Children naturally recognize patterns within the context of their day, even though they may not identify or name them as patterns. For example, during their typical routine, a child knows what comes next and may protest when something is amiss in the daily sequence (“No, a nap comes AFTER lunch”).
But did you know that this growing awareness is a critical building block in their mathematical reasoning? In fact, studies have shown that encouraging a child’s understanding of patterns contributes to their counting strategy development, problem solving, generalizations about number combinations, and algebraic thinking (Copley, 2000).
Explore Patterns, Grow a Math Brain
There are many natural opportunities for pattern play with children every day. Here are a few ways to enjoy this important math skill-building activity together:
Finding Patterns. Pick up on patterns your child may have discovered, or point out ones they haven’t yet noticed. Children often identify repeating patterns naturally occurring in their environment such as stripes on a shirt (red, yellow, blue; red, yellow, blue). You can help by stating out loud a pattern you've noticed. Children may also tune into repeating patterns of sounds (loud, loud, soft; loud, loud, soft) – like the sound of windshield wipers or other sequential rhythms. Keep an ear out for patterns in songs, for example, “Head, Shoulders, Knees and Toes.”

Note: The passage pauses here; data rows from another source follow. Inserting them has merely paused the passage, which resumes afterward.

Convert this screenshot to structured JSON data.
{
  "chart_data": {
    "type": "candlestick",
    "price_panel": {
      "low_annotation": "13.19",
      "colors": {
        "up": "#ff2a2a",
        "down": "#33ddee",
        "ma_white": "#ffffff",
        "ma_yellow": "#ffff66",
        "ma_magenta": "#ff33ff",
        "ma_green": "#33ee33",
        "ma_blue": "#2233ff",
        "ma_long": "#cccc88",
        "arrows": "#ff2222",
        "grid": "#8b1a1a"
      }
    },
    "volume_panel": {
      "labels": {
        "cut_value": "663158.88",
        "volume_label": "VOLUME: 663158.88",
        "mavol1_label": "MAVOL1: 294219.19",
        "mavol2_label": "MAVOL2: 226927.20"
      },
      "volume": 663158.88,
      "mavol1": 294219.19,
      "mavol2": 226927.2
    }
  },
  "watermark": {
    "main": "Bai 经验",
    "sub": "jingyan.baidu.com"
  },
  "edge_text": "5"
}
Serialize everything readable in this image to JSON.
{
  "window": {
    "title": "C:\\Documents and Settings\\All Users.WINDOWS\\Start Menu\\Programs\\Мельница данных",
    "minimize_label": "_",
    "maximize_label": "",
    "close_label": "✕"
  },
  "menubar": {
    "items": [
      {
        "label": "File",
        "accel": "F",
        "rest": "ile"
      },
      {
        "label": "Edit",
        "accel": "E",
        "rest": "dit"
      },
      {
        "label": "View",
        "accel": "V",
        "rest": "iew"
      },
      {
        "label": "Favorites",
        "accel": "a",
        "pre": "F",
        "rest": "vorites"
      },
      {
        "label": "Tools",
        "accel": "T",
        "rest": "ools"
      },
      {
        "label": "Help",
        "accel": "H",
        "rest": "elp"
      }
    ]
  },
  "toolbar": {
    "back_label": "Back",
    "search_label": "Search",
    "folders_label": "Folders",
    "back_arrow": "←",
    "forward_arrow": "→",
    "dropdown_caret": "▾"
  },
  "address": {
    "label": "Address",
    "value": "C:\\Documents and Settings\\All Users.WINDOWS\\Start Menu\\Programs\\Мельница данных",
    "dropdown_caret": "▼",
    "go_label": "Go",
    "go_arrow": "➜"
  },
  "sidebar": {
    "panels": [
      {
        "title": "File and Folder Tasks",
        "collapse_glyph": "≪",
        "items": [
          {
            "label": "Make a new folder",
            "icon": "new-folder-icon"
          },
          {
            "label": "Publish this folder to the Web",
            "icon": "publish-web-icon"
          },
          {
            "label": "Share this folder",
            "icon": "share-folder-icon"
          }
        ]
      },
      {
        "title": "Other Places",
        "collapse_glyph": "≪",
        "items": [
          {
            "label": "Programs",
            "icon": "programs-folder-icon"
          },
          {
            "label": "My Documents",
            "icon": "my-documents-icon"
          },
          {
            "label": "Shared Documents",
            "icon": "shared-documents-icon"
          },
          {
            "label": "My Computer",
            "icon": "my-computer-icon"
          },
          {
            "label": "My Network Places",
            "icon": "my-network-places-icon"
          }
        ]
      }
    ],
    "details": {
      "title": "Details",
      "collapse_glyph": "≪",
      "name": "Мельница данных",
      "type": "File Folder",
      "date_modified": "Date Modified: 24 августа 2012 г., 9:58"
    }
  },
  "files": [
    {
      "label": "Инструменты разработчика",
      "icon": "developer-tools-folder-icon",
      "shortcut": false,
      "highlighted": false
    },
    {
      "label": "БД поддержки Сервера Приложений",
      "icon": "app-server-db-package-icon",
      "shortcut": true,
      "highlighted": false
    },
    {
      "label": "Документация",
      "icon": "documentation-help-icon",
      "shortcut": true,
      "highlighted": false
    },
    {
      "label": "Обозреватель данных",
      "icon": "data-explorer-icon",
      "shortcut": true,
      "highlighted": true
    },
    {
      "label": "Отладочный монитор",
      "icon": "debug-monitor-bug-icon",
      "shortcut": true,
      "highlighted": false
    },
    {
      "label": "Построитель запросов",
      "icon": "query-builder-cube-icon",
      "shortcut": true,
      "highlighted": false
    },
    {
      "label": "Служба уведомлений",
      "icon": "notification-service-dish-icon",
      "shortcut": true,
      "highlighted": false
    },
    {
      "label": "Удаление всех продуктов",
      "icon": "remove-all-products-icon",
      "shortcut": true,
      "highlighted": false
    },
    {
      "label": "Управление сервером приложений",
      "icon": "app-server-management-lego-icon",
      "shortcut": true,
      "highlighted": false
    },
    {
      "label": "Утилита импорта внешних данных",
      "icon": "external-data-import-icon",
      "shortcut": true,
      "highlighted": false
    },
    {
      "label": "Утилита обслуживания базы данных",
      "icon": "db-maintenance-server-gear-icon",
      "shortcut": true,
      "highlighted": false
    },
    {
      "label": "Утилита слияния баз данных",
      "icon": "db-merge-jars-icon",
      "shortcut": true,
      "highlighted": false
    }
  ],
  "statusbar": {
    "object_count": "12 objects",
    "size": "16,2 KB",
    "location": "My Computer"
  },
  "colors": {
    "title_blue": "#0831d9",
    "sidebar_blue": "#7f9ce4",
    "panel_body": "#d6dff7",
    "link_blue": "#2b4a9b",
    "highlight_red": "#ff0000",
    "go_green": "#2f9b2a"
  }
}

Creating Patterns. Encourage your child to create patterns by arranging colored blocks, crayons, different sized objects, or stringing beads and more. You can also invite them to create patterns in their physical movements such as “jump, jump, clap; jump, jump, clap.” Ask them about the pattern they are creating. But remember, when children create their own patterns, they may follow the pattern for awhile and then change suddenly. For example, a child may create the pattern, yellow block, orange block, yellow block, orange block, and then follow this with 3 blue blocks. The child’s rationale for this might be “because blue is my favorite color!” Children don’t need to be corrected every time they don’t follow the pattern rules. Instead, you could say, “If I were doing this pattern, I’d probably keep going with “yellow block, orange block.” This will encourage discussion that reinforces pattern-making concepts.
Asking Questions. Posing open-ended, pattern-related questions also helps expand children’s thinking and makes concept connections. Here are some samples of questions to ask:
- Do you see a pattern? Tell me about it.
- What comes next? Could you make a pattern with these different materials?
- How could we make a picture that would help us remember this pattern?
- Can you show me a pattern with your body? What would you do first? Second?
- What happens over and over again with these blocks?
- How would you read this pattern?
- What would happen to the pattern if I changed ______?
There are many natural opportunities to explore patterns with your child on a daily basis. Enjoy this important mathematics skill together.
Resource: Copley, J. V. (2000). The Young Child and Mathematics. Washington, DC: National Association for the Education of Young Children.